SANTA CATARINA

CPI dos Respiradores ouve ex-chefe da Casa Civil

CPI dos Respiradores ouve ex-chefe da Casa Civil
Reprodução

A CPI (Comissão Parlamentar de Inquérito) criada na Alesc (Assembleia Legislativa de SC) para apurar a compra dos 200 respiradores da Veigamed ouviu nesta terça-feira, dia 30, o ex-secretário de Estado da Casa Civil, Amandio João da Silva Júnior. A participação de Amandio em conversa com um dos empresários investigados causou polêmica na última semana e culminou com sua exoneração na sexta-feira, dia 27.

Aos deputados, o ex-chefe da Casa Civil negou que tivesse qualquer participação na compra dos respiradores, tanto pelo poder público quanto pela iniciativa privada. Reiterou que o contato com Samuel de Brito Rodovalho aconteceu quando ele estava fora do Executivo e que não trataram da questão dos respiradores. Além disso, Amandio afirmou que não conversou com o governador Carlos Moisés da Silva sobre o assunto. "Nunca falei com o governador sobre isso. Eu entrei no governo para olhar para frente", disse. "Eu não gostaria de ter saído", acrescentou.

O relator da CPI, deputado Ivan Naatz (PL), demonstrou impaciência com o depoimento de Amandio. "Com todo respeito, acho que foi bom ter saído do governo, foi bom para ti. E foi bom para o governo, foi bom para Santa Catarina. Eu lamento profundamente que a tese seja sempre de proteger o governador, proteger a omissão", disse. Em contrapartida, Amandio disse que confia na equipe de governo, que tem quadros de muita qualidade no Executivo, assim como entre os servidores. Pressionado pelos deputados, garantiu que não houve conversa com Rodovalho sobre a compra dos equipamentos.


Controle

A segunda testemunha da noite foi o coordenador de controle interno e ouvidoria da Secretaria de Estado de Saúde, Frederico Tadeu da Silva. Naatz perguntou qual foi a ação do setor após a divulgação da compra dos respiradores. Segundo Frederico, o controle interno da Secretaria não tomou medidas já que havia investigação de outros órgãos.

"O senhor é o controlador.
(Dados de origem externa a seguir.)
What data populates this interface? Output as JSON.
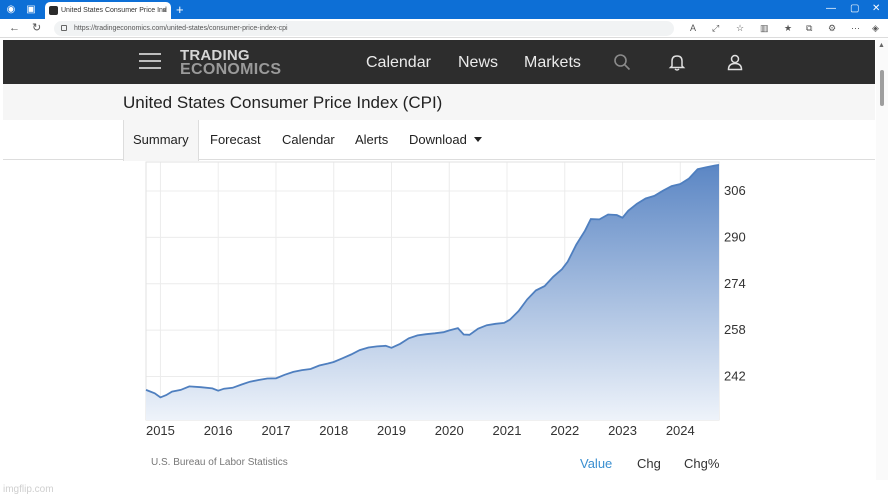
{
  "browser": {
    "tab_title": "United States Consumer Price Ind",
    "url": "https://tradingeconomics.com/united-states/consumer-price-index-cpi",
    "new_tab": "+",
    "tab_close": "×"
  },
  "site": {
    "logo_line1": "TRADING",
    "logo_line2": "ECONOMICS",
    "nav": [
      "Calendar",
      "News",
      "Markets"
    ]
  },
  "page": {
    "title": "United States Consumer Price Index (CPI)",
    "tabs": [
      "Summary",
      "Forecast",
      "Calendar",
      "Alerts",
      "Download"
    ],
    "active_tab": "Summary"
  },
  "chart_data": {
    "type": "area",
    "title": "",
    "xlabel": "",
    "ylabel": "",
    "x_ticks": [
      "2015",
      "2016",
      "2017",
      "2018",
      "2019",
      "2020",
      "2021",
      "2022",
      "2023",
      "2024"
    ],
    "y_ticks": [
      242,
      258,
      274,
      290,
      306
    ],
    "ylim": [
      227,
      316
    ],
    "xlim": [
      2014.75,
      2024.67
    ],
    "y_axis_position": "right",
    "grid": true,
    "colors": {
      "line": "#4f7fbf",
      "fill_top": "#5b86c4",
      "fill_bottom": "#eef3fa"
    },
    "series": [
      {
        "values": [
          [
            2014.75,
            237.4
          ],
          [
            2014.9,
            236.2
          ],
          [
            2015.0,
            234.8
          ],
          [
            2015.1,
            235.6
          ],
          [
            2015.2,
            236.8
          ],
          [
            2015.35,
            237.4
          ],
          [
            2015.5,
            238.6
          ],
          [
            2015.7,
            238.3
          ],
          [
            2015.9,
            237.9
          ],
          [
            2016.0,
            237.1
          ],
          [
            2016.1,
            237.8
          ],
          [
            2016.25,
            238.1
          ],
          [
            2016.4,
            239.2
          ],
          [
            2016.55,
            240.2
          ],
          [
            2016.7,
            240.8
          ],
          [
            2016.85,
            241.3
          ],
          [
            2017.0,
            241.4
          ],
          [
            2017.15,
            242.6
          ],
          [
            2017.3,
            243.6
          ],
          [
            2017.45,
            244.2
          ],
          [
            2017.6,
            244.6
          ],
          [
            2017.75,
            245.8
          ],
          [
            2017.9,
            246.5
          ],
          [
            2018.0,
            247.0
          ],
          [
            2018.15,
            248.3
          ],
          [
            2018.3,
            249.6
          ],
          [
            2018.45,
            251.1
          ],
          [
            2018.6,
            252.0
          ],
          [
            2018.75,
            252.4
          ],
          [
            2018.9,
            252.6
          ],
          [
            2019.0,
            251.9
          ],
          [
            2019.15,
            253.3
          ],
          [
            2019.3,
            255.2
          ],
          [
            2019.45,
            256.2
          ],
          [
            2019.6,
            256.6
          ],
          [
            2019.75,
            256.9
          ],
          [
            2019.9,
            257.3
          ],
          [
            2020.0,
            257.9
          ],
          [
            2020.15,
            258.7
          ],
          [
            2020.25,
            256.5
          ],
          [
            2020.35,
            256.4
          ],
          [
            2020.5,
            258.5
          ],
          [
            2020.65,
            259.7
          ],
          [
            2020.8,
            260.2
          ],
          [
            2020.95,
            260.5
          ],
          [
            2021.05,
            261.6
          ],
          [
            2021.2,
            264.6
          ],
          [
            2021.35,
            268.6
          ],
          [
            2021.5,
            271.7
          ],
          [
            2021.65,
            273.2
          ],
          [
            2021.8,
            276.4
          ],
          [
            2021.95,
            279.0
          ],
          [
            2022.05,
            281.6
          ],
          [
            2022.2,
            287.5
          ],
          [
            2022.35,
            292.3
          ],
          [
            2022.45,
            296.3
          ],
          [
            2022.6,
            296.2
          ],
          [
            2022.75,
            297.9
          ],
          [
            2022.9,
            297.7
          ],
          [
            2023.0,
            296.8
          ],
          [
            2023.1,
            299.2
          ],
          [
            2023.25,
            301.6
          ],
          [
            2023.4,
            303.4
          ],
          [
            2023.55,
            304.3
          ],
          [
            2023.7,
            306.1
          ],
          [
            2023.85,
            307.7
          ],
          [
            2024.0,
            308.4
          ],
          [
            2024.15,
            310.3
          ],
          [
            2024.3,
            313.5
          ],
          [
            2024.45,
            314.2
          ],
          [
            2024.6,
            314.8
          ],
          [
            2024.67,
            315.0
          ]
        ]
      }
    ]
  },
  "footer": {
    "source": "U.S. Bureau of Labor Statistics",
    "view_options": [
      "Value",
      "Chg",
      "Chg%"
    ],
    "selected_view": "Value"
  },
  "icons": {
    "search": "search-icon",
    "bell": "bell-icon",
    "user": "user-icon",
    "menu": "hamburger-menu-icon"
  },
  "watermark": "imgflip.com"
}
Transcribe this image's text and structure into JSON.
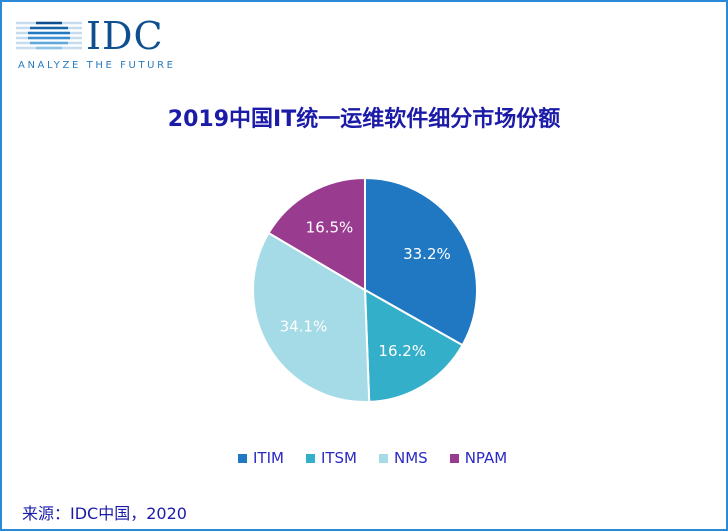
{
  "logo": {
    "name": "IDC",
    "tagline": "ANALYZE THE FUTURE"
  },
  "chart_data": {
    "type": "pie",
    "title": "2019中国IT统一运维软件细分市场份额",
    "categories": [
      "ITIM",
      "ITSM",
      "NMS",
      "NPAM"
    ],
    "values": [
      33.2,
      16.2,
      34.1,
      16.5
    ],
    "labels": [
      "33.2%",
      "16.2%",
      "34.1%",
      "16.5%"
    ],
    "colors": [
      "#1f78c1",
      "#33afc9",
      "#a4dbe6",
      "#993c90"
    ],
    "start": "12 o'clock, clockwise",
    "legend_position": "bottom"
  },
  "source": "来源：IDC中国，2020"
}
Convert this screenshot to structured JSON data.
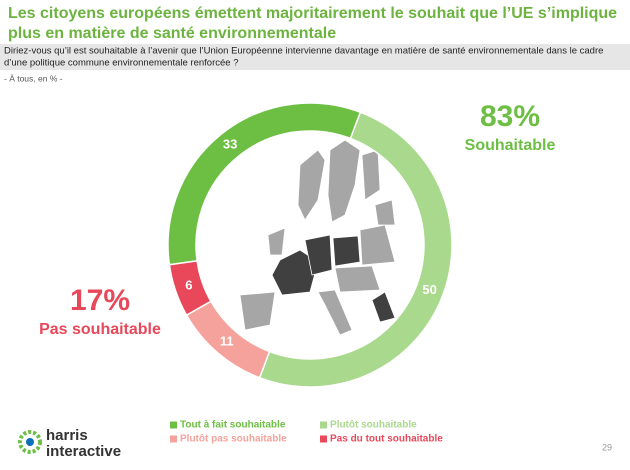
{
  "chart_data": {
    "type": "donut",
    "title": [
      "Les citoyens européens émettent majoritairement le souhait que l’UE s’implique",
      "plus en matière de santé environnementale"
    ],
    "question": [
      "Diriez-vous qu’il est souhaitable à l’avenir que l’Union Européenne intervienne davantage en matière de santé environnementale dans le cadre",
      "d’une politique commune environnementale renforcée ?"
    ],
    "subtitle": "- À tous, en % -",
    "categories": [
      "Tout à fait souhaitable",
      "Plutôt souhaitable",
      "Plutôt pas souhaitable",
      "Pas du tout souhaitable"
    ],
    "values": [
      33,
      50,
      11,
      6
    ],
    "colors": [
      "#6cbf43",
      "#a9d98c",
      "#f4a29b",
      "#e8485a"
    ],
    "annotations": [
      {
        "value": "83%",
        "label": "Souhaitable",
        "color": "#6cbf43"
      },
      {
        "value": "17%",
        "label": "Pas souhaitable",
        "color": "#e8485a"
      }
    ],
    "logo": [
      "harris",
      "interactive"
    ],
    "page_number": "29"
  }
}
Aí tem um processo que precisava de intervenção da controladoria e o senhor não fez nada. Isso não fecha muito bem. Parece que o senhor disse que isso não é problema seu", disse Naatz. "Quando nós soubemos desse processo, já haviam outras investigações, então o controle interno não tinha como atuar. É intempestivo", respondeu Frederico.


O pagamento

O terceiro depoente da noite foi o gerente de execução financeira, Tyago da Silva Martins. Foi ele quem realizou as ordens bancárias para o pagamento dos R$ 33 milhões em duas parcelas. Após o escândalo, Tyago pediu exoneração e não atua mais na Secretaria de Saúde.

Segundo ele, várias pessoas sabiam que seria um pagamento antecipado - inclusive ele. "Eu recebi a solicitação do pagamento. Eram duas notas. O valor chamou minha atenção e eu perguntei ao José Florêncio: "tem que pagar antecipado?". Ele respondeu: "A Marcia falou que tem que pagar as duas senão a empresa não entrega", relatou.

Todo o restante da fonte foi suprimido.